Gay men who use dating apps appear
to raise risk of STDs
to raise risk of STDs
Smartphone dating apps used by gay men to find a sexual partner may make them more susceptible to getting a sexually transmitted infection compared with men who meet online or at a nightclub, bar, or other venue, a new study found.
Researchers at the Los Angeles Gay and Lesbian Center tested more than 7,000 gay and bisexual men for sexually transmitted diseases between 2011 and 2013 and asked them about their drug use and the ways they find sexual partners. Thirty-four percent said they only networked in person, 30 percent said they met men in-person and online, and 36 percent said they used dating apps.
Men who used apps to meet men were 25 percent more likely to have gonorrhea and 37 percent more likely to have chlamydia than those who met men only in person. App users also had higher rates of these diseases than men using online sites. There was no difference in the rate of HIV and syphilis among men, regardless of the way they met partners.
The findings suggest that app users may be more likely to have unprotected sex or have sex with multiple partners, the authors wrote.
BOTTOM LINE: Smartphone dating apps used by gay men to find a sexual partner may put them at increased risk of getting a sexually transmitted infection.
CAUTIONS: The study involved men in one urban health clinic, so the findings may not apply to a wider group.
WHERE TO FIND IT: Sexually Transmitted Infections, June 12
Processed red meat linked to heart failure deaths in men
Men who eat processed red meat frequently may be at higher risk for developing and dying from heart failure, according to a Swedish study.
The study included more than 37,000 Swedish men ages 45 to 79 who had no medical history of heart failure, heart disease, or cancer.

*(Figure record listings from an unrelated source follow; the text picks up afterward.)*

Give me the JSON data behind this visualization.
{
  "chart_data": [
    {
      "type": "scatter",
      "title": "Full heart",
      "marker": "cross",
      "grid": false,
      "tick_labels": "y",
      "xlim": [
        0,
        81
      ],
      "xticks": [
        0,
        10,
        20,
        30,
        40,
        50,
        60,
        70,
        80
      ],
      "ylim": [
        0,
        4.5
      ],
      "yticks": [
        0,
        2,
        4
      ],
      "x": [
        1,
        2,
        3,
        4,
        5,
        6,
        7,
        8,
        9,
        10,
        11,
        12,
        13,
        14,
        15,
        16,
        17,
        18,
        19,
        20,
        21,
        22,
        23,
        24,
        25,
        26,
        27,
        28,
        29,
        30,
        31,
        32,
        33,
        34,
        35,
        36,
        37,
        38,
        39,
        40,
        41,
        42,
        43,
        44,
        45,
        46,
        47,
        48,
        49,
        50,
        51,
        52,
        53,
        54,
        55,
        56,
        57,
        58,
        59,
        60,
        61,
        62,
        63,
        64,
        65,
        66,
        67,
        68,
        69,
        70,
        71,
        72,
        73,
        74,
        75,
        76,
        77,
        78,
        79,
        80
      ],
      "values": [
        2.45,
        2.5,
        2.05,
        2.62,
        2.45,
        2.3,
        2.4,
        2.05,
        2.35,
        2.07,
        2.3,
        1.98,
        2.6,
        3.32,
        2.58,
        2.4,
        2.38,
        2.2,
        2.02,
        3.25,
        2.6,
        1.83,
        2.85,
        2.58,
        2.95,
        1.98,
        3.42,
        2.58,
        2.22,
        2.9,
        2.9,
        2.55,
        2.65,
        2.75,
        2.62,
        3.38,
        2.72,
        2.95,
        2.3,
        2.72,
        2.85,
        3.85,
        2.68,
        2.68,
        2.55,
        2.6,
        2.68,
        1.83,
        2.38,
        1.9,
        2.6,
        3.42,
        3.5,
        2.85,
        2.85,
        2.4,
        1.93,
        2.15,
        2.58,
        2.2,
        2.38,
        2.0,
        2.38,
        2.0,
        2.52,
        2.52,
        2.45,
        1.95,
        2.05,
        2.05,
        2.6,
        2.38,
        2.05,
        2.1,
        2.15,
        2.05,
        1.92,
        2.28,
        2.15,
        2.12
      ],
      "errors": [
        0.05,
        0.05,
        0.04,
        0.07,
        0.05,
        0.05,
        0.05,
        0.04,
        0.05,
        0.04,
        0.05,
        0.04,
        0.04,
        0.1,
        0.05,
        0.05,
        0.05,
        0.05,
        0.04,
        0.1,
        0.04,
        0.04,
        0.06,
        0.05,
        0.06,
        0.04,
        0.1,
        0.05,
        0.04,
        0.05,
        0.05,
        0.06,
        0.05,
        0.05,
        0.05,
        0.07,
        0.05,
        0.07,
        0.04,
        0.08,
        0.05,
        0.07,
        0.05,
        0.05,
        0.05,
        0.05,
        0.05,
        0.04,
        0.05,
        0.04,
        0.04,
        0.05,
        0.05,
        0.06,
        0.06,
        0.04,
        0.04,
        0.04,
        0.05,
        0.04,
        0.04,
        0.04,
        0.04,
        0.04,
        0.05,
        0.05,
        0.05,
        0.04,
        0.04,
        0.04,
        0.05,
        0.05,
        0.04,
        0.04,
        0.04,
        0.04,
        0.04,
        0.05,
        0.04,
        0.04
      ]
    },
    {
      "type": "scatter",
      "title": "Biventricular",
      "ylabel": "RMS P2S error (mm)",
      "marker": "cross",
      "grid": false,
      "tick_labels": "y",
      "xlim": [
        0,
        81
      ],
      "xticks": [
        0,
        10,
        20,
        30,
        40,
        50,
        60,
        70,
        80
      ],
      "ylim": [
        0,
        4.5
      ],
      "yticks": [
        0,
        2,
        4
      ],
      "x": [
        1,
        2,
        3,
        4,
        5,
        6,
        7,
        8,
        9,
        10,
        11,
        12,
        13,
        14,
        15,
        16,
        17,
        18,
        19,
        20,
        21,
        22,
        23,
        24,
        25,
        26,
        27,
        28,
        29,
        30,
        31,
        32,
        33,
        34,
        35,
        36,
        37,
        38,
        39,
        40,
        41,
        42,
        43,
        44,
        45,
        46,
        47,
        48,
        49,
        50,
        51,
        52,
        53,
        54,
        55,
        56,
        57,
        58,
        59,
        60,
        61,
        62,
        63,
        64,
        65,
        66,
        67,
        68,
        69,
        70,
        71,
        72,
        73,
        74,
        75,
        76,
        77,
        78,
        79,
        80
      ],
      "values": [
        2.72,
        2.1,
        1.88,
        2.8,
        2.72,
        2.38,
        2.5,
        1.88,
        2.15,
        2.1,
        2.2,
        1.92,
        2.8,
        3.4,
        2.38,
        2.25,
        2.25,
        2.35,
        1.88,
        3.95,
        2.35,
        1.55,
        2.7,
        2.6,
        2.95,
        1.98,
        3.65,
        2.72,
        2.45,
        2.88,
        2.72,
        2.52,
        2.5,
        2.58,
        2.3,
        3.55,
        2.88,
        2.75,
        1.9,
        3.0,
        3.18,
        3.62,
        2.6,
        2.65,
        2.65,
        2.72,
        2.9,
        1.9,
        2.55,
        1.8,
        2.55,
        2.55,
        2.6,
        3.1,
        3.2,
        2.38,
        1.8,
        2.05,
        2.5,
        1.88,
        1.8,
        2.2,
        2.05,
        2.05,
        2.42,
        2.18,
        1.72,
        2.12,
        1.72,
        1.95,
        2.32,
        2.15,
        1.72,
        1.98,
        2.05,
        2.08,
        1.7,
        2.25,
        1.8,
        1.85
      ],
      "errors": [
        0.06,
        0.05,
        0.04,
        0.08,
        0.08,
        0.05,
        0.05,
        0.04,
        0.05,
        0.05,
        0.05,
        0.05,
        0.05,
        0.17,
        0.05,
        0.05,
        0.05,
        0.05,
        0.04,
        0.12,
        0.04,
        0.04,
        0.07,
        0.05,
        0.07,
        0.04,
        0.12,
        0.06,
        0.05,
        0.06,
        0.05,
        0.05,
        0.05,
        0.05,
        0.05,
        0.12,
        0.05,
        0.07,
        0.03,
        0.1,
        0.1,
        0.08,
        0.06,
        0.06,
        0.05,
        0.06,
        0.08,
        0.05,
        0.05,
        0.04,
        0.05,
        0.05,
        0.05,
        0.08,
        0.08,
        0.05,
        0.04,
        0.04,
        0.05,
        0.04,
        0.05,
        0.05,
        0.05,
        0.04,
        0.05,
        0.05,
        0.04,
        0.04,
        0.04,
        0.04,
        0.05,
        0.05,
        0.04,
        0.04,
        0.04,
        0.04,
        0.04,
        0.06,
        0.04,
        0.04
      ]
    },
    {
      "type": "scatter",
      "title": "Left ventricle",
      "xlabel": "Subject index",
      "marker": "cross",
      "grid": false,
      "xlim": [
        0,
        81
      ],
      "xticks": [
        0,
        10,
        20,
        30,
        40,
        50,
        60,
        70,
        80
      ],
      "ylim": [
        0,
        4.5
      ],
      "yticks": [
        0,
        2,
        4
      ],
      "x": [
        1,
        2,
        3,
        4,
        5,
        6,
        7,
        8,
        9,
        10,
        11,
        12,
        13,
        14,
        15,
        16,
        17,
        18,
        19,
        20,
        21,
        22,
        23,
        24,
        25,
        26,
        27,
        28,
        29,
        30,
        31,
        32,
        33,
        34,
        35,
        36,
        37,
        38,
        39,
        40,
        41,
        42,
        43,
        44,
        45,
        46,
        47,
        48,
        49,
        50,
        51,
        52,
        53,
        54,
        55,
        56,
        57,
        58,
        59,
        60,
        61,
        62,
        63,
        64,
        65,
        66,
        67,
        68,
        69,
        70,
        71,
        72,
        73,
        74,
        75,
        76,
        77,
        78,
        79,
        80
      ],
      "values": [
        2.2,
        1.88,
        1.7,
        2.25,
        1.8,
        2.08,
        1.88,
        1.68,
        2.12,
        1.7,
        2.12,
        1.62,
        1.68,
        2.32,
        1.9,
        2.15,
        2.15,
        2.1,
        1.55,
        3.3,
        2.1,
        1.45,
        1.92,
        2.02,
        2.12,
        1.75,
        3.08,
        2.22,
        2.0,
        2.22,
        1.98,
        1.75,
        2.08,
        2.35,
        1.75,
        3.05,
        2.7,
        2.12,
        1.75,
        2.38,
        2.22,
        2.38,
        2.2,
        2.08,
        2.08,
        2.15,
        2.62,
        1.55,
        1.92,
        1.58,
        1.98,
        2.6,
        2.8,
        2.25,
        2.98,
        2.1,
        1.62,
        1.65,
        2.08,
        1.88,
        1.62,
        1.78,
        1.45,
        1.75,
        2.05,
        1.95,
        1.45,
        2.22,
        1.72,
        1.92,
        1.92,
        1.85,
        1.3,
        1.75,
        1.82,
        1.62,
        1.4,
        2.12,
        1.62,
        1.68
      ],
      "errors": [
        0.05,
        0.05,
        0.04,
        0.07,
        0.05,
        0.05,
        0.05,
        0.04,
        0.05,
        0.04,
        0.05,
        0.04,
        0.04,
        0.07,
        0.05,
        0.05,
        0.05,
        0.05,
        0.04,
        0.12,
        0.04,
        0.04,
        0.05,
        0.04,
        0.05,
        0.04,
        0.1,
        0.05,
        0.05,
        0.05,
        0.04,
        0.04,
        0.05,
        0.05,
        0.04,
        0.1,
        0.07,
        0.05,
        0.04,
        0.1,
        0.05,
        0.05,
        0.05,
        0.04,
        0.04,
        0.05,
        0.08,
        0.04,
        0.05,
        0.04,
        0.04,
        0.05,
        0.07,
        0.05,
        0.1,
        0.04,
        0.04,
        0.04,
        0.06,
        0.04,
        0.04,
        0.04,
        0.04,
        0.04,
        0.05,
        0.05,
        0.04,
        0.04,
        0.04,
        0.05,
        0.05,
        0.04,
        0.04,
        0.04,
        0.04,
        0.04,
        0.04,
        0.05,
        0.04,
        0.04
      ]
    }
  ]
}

At the beginning of the study, the participants completed a questionnaire about their diet and lifestyle habits. Researchers then monitored the participants’ health from 1998 to 2010.
Men who said they most frequently ate processed red meat — such as cold cuts, bacon, sausage, and hot dogs — were more than twice as likely to die from heart failure compared with men who said they ate it less frequently. The researchers also found that men who said they ate 75 grams per day or more of processed red meat were 28 percent more likely to develop heart failure compared with men who said they ate 25 grams per day or less, even after adjusting for lifestyle differences.
The study did not find the same increased risk among men who said they ate unprocessed red meats.
BOTTOM LINE: Men who eat processed red meat frequently may be at higher risk for developing and dying from heart failure.
CAUTIONS: The study cannot prove that eating red meat causes heart failure, and the results may not apply to women.